Current contrastive learning approaches for 3D magnetic resonance imaging (MRI) face two major limitations: the substantial size of volumetric data complicates alignment with radiology reports, and the resulting image-text alignment lacks adaptability to pathological subtypes and treatment-related applications. To address these challenges, we propose a Multi-Sequence Medical Vision-Language Framework (MS-MVLF). Our proposed method introduces a cross-dimensional knowledge distillation strategy, utilizing 2D maximum intensity projection images as anchors to enhance semantic alignment between intricate 3D imaging features and textual descriptions, while accelerating model convergence. Diverging from conventional contrastive learning approaches that rely exclusively on radiology reports, our framework incorporates pathology reports as fine-grained supervisory signals during the alignment process, thereby extending the model's applicability and theoretical generalizability to treatment-oriented scenarios. Experimental validation was conducted on 14070 pairs of text-image data from six datasets, demonstrating significant performance gains across seven downstream tasks. In segmentation tasks, the framework achieved Dice coefficients of 95.2% for breast region segmentation, 71.5% for tumor segmentation, and 88.3% for breast density assessment.
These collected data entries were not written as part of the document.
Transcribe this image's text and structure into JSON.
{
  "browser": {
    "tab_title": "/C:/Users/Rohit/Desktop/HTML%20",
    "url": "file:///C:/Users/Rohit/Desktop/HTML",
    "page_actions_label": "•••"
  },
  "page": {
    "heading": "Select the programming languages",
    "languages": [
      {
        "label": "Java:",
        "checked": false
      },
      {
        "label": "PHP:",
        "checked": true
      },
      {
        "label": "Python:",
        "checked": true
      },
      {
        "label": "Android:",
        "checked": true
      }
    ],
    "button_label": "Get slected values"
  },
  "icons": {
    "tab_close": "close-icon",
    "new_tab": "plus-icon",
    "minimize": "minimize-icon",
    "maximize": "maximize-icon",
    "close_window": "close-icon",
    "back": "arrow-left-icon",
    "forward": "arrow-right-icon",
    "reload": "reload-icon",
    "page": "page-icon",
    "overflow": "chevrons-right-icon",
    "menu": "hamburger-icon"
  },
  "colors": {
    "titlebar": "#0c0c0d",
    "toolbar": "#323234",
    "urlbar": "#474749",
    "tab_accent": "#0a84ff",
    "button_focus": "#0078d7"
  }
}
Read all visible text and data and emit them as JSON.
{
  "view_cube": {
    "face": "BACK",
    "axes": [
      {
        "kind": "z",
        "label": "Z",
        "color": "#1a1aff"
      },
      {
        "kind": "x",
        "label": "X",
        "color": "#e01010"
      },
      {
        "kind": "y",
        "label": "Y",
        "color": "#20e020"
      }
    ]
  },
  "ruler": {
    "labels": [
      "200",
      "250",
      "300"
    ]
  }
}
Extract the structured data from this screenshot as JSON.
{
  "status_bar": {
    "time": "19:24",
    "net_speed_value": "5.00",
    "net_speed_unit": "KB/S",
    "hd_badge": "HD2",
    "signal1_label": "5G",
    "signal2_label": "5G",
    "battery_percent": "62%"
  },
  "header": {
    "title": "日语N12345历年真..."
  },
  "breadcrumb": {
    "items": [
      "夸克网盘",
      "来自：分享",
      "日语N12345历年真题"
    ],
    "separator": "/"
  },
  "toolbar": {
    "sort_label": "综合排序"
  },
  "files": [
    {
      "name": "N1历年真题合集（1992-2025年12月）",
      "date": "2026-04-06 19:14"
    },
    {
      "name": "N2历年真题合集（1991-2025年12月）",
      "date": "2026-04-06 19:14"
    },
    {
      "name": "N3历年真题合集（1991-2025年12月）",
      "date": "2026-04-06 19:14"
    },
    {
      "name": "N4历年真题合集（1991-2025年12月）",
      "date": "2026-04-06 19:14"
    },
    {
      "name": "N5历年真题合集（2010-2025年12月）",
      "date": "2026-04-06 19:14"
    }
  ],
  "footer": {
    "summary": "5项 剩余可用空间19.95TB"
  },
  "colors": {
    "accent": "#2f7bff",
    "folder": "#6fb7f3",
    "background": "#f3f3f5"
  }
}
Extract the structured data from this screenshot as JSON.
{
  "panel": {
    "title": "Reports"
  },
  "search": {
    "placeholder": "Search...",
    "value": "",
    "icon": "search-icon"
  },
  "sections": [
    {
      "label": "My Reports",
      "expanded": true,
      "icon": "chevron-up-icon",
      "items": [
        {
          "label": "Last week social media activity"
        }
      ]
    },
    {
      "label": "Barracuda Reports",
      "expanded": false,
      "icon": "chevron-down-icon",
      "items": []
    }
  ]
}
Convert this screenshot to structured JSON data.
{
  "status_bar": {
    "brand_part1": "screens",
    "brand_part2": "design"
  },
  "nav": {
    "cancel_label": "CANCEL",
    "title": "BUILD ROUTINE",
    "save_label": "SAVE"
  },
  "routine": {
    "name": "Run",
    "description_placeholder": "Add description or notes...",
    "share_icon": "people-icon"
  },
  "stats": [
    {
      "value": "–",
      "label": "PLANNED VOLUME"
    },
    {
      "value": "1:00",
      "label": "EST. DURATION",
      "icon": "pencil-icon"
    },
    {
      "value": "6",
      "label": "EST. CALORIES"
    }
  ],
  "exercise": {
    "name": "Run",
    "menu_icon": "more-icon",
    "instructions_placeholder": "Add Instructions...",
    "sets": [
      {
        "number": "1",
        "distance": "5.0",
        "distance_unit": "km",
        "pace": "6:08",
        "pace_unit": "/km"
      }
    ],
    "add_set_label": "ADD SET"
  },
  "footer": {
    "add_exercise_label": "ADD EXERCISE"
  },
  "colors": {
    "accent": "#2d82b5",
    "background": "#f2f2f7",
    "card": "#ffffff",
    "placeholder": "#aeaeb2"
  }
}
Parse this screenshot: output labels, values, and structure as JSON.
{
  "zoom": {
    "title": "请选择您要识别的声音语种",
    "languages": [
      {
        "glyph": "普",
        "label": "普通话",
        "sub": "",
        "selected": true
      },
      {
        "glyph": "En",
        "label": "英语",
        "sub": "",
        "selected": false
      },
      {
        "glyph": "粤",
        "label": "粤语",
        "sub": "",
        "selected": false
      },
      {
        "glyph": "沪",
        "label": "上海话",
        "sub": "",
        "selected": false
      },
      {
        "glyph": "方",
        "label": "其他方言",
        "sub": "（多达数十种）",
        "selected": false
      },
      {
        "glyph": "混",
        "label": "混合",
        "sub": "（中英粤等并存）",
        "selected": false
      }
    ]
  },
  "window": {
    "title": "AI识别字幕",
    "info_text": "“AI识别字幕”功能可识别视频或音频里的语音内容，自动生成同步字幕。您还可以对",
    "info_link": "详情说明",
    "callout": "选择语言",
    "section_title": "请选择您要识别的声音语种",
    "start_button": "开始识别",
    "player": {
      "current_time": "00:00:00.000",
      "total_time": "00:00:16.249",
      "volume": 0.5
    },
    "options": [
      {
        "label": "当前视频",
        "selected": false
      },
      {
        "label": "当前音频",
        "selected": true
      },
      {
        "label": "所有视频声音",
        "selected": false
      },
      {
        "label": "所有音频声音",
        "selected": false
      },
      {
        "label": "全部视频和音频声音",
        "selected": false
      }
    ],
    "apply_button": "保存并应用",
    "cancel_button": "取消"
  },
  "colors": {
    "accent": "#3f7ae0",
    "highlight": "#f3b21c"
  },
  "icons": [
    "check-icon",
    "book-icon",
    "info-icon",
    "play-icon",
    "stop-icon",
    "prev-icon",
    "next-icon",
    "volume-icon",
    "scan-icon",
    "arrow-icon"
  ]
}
For classification tasks, MS-MVLF attained the highest AUROC scores in benign-malignant classification (88.2%), molecular subtype classification (64.5%), PCR classification (70.4%), and BIRADS grading (71.3%). These results confirm the effectiveness of the proposed framework.
Figure 1. An overview of the proposed multi-sequence medical visual language framework (MS-MVLF) process. (a) The overall model architecture. (b) The Image-Text Hierarchical Cross-modal Contrast Alignment Module (ITHCAM), which progressively aligns image features with radiology reports at a foundational level and with pathology reports at a more advanced level through contrastive learning. (c) The 2D-3D Cross-dimensional Knowledge Distillation Module (CKDM), designed to transfer semantic priors from 2D models to guide 3D feature learning. (d) The Multi-Sequence Missing Perception Prompt Encoding Module (MMPEM), which leverages sequence-specific prompts to help the model capture complementary diagnostic information across multiple imaging sequences. (e) Downstream tasks that support the full clinical workflow of breast cancer diagnosis and treatment, covering image segmentation, benign-malignant classification, molecular subtyping, and prognosis evaluation.
Figure 2. Visualization of downstream tasks supported by MS-MVLF. (a) Segmentation tasks include breast region segmentation, tumor segmentation, and breast density assessment. (b) Classification tasks include benign-malignant classification, molecular subtype classification, PCR classification, and BIRADS grading.